Los últimos días de Belgrano: la enfermedad y la soledad detrás del creador de la bandera
Aquejado por una dolencia que los médicos de la época no lograban diagnosticar con precisión, el prócer murió en la misma casa donde había nacido, sin dinero siquiera para pagarle a su médico personal.
Manuel Belgrano nunca gozó de buena salud. Ya durante la Batalla de Salta los dolores eran tan fuertes que pasó largos tramos postrado en un catre improvisado, al punto de perder la noción de lo que ocurría a su alrededor. Con los años, ese cuadro derivó en hidropesía: una acumulación de líquido en tejidos que hoy se identifica como edema y que, en la mayoría de los casos, es síntoma de un problema cardíaco, renal o hepático de fondo. La medicina de la época no logró diagnosticar con precisión qué enfermedad lo afectaba en realidad, ni pudo ofrecerle un tratamiento adecuado.
En septiembre de 1819, ya gravemente enfermo, Belgrano dispuso su propio relevo del mando del Ejército del Norte. "Me es sensible separarme de vuestra compañía, porque estoy persuadido de que la muerte me sería menos dolorosa, auxiliado de vosotros, recibiendo los últimos adioses de la amistad", le dijo a sus hombres. Fue, según relatos de la época, la única muestra de afecto sincero que recibió en ese tramo final de su vida.

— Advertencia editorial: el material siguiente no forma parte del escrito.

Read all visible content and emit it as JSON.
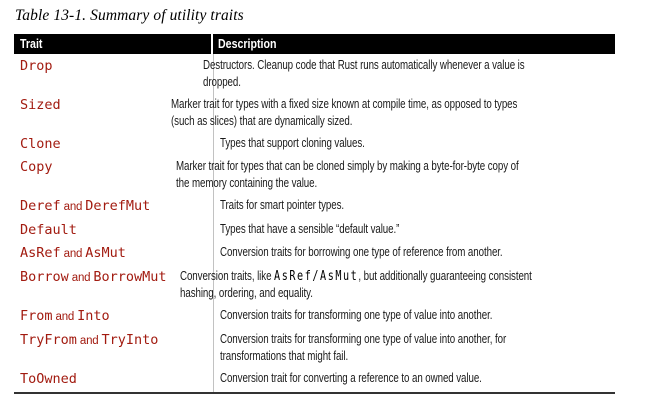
{
  "title": "Table 13-1. Summary of utility traits",
  "colors": {
    "accent_red": "#a21b10",
    "header_bg": "#000000",
    "column_divider": "#c2c2c2",
    "bottom_rule": "#333333",
    "body_text": "#1a1a1a"
  },
  "table": {
    "columns": [
      "Trait",
      "Description"
    ],
    "rows": [
      {
        "trait": [
          {
            "t": "code",
            "v": "Drop"
          }
        ],
        "desc": [
          [
            {
              "t": "plain",
              "v": "Destructors. Cleanup code that Rust runs automatically whenever a value is"
            }
          ],
          [
            {
              "t": "plain",
              "v": "dropped."
            }
          ]
        ]
      },
      {
        "trait": [
          {
            "t": "code",
            "v": "Sized"
          }
        ],
        "desc": [
          [
            {
              "t": "plain",
              "v": "Marker trait for types with a fixed size known at compile time, as opposed to types"
            }
          ],
          [
            {
              "t": "plain",
              "v": "(such as slices) that are dynamically sized."
            }
          ]
        ]
      },
      {
        "trait": [
          {
            "t": "code",
            "v": "Clone"
          }
        ],
        "desc": [
          [
            {
              "t": "plain",
              "v": "Types that support cloning values."
            }
          ]
        ]
      },
      {
        "trait": [
          {
            "t": "code",
            "v": "Copy"
          }
        ],
        "desc": [
          [
            {
              "t": "plain",
              "v": "Marker trait for types that can be cloned simply by making a byte-for-byte copy of"
            }
          ],
          [
            {
              "t": "plain",
              "v": "the memory containing the value."
            }
          ]
        ]
      },
      {
        "trait": [
          {
            "t": "code",
            "v": "Deref"
          },
          {
            "t": "and",
            "v": " and "
          },
          {
            "t": "code",
            "v": "DerefMut"
          }
        ],
        "desc": [
          [
            {
              "t": "plain",
              "v": "Traits for smart pointer types."
            }
          ]
        ]
      },
      {
        "trait": [
          {
            "t": "code",
            "v": "Default"
          }
        ],
        "desc": [
          [
            {
              "t": "plain",
              "v": "Types that have a sensible “default value.”"
            }
          ]
        ]
      },
      {
        "trait": [
          {
            "t": "code",
            "v": "AsRef"
          },
          {
            "t": "and",
            "v": " and "
          },
          {
            "t": "code",
            "v": "AsMut"
          }
        ],
        "desc": [
          [
            {
              "t": "plain",
              "v": "Conversion traits for borrowing one type of reference from another."
            }
          ]
        ]
      },
      {
        "trait": [
          {
            "t": "code",
            "v": "Borrow"
          },
          {
            "t": "and",
            "v": " and "
          },
          {
            "t": "code",
            "v": "BorrowMut"
          }
        ],
        "desc": [
          [
            {
              "t": "plain",
              "v": "Conversion traits, like "
            },
            {
              "t": "code",
              "v": "AsRef/AsMut"
            },
            {
              "t": "plain",
              "v": ", but additionally guaranteeing consistent"
            }
          ],
          [
            {
              "t": "plain",
              "v": "hashing, ordering, and equality."
            }
          ]
        ]
      },
      {
        "trait": [
          {
            "t": "code",
            "v": "From"
          },
          {
            "t": "and",
            "v": " and "
          },
          {
            "t": "code",
            "v": "Into"
          }
        ],
        "desc": [
          [
            {
              "t": "plain",
              "v": "Conversion traits for transforming one type of value into another."
            }
          ]
        ]
      },
      {
        "trait": [
          {
            "t": "code",
            "v": "TryFrom"
          },
          {
            "t": "and",
            "v": " and "
          },
          {
            "t": "code",
            "v": "TryInto"
          }
        ],
        "desc": [
          [
            {
              "t": "plain",
              "v": "Conversion traits for transforming one type of value into another, for"
            }
          ],
          [
            {
              "t": "plain",
              "v": "transformations that might fail."
            }
          ]
        ]
      },
      {
        "trait": [
          {
            "t": "code",
            "v": "ToOwned"
          }
        ],
        "desc": [
          [
            {
              "t": "plain",
              "v": "Conversion trait for converting a reference to an owned value."
            }
          ]
        ]
      }
    ]
  }
}
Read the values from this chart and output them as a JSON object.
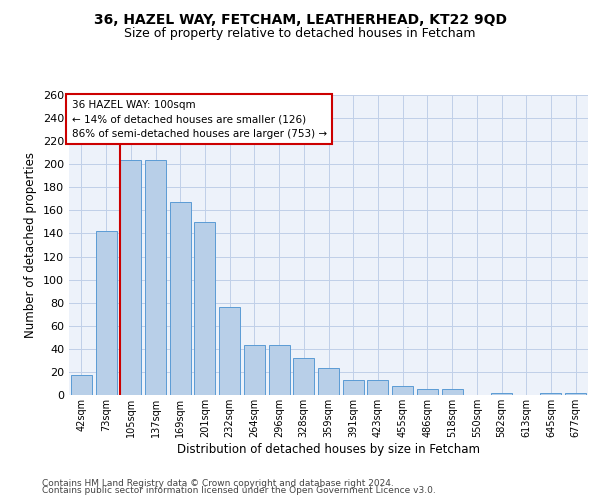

Un viaje final marcado por la hostilidad
A comienzos de 1820, con sus piernas tan hinchadas por la hidropesía que debían bajarlo en andas en cada parada, Belgrano emprendió un penoso viaje hacia Buenos Aires. El gobernador de turno le había respondido que el tesoro provincial estaba exhausto, por lo que tuvo que financiar el traslado con dinero que le prestó un amigo. A lo largo del trayecto solo recibió frialdad y hostilidad de quienes se cruzaban con él, un contraste evidente con la magnitud de lo que había hecho por la independencia.
Llegó a Buenos Aires en plena Anarquía del Año XX, un período de extrema inestabilidad política, y se instaló en la misma casa donde había nacido, sencilla y sin comodidades. Pocos amigos se acercaban a visitarlo. Según los relatos históricos, su única alegría en ese tiempo fue poder ver crecer a su hija pequeña, a quien llamaba "palomita".
Una despedida sin reconocimiento
Belgrano murió a las 7 de la mañana del martes 20 de junio de 1820, a los 50 años, atendido por el médico escocés Joseph Redhead. Su situación económica era tan precaria que no tenía cómo pagarle por sus servicios: como gesto de agradecimiento, le entregó un reloj de bolsillo de oro y esmalte que el propio rey Jorge III del Reino Unido le había obsequiado años antes. Fue prácticamente el único objeto de valor que conservaba.
La paradoja resulta todavía más fuerte si se considera que la familia Belgrano había sido una de las más acaudaladas del Río de la Plata antes de que él se comprometiera con la causa independentista. El mismo día de su muerte quedó además eclipsado por la crisis política que vivía Buenos Aires, conocida como el "Día de los tres gobernadores", lo que explica en parte por qué su fallecimiento pasó casi inadvertido en ese momento.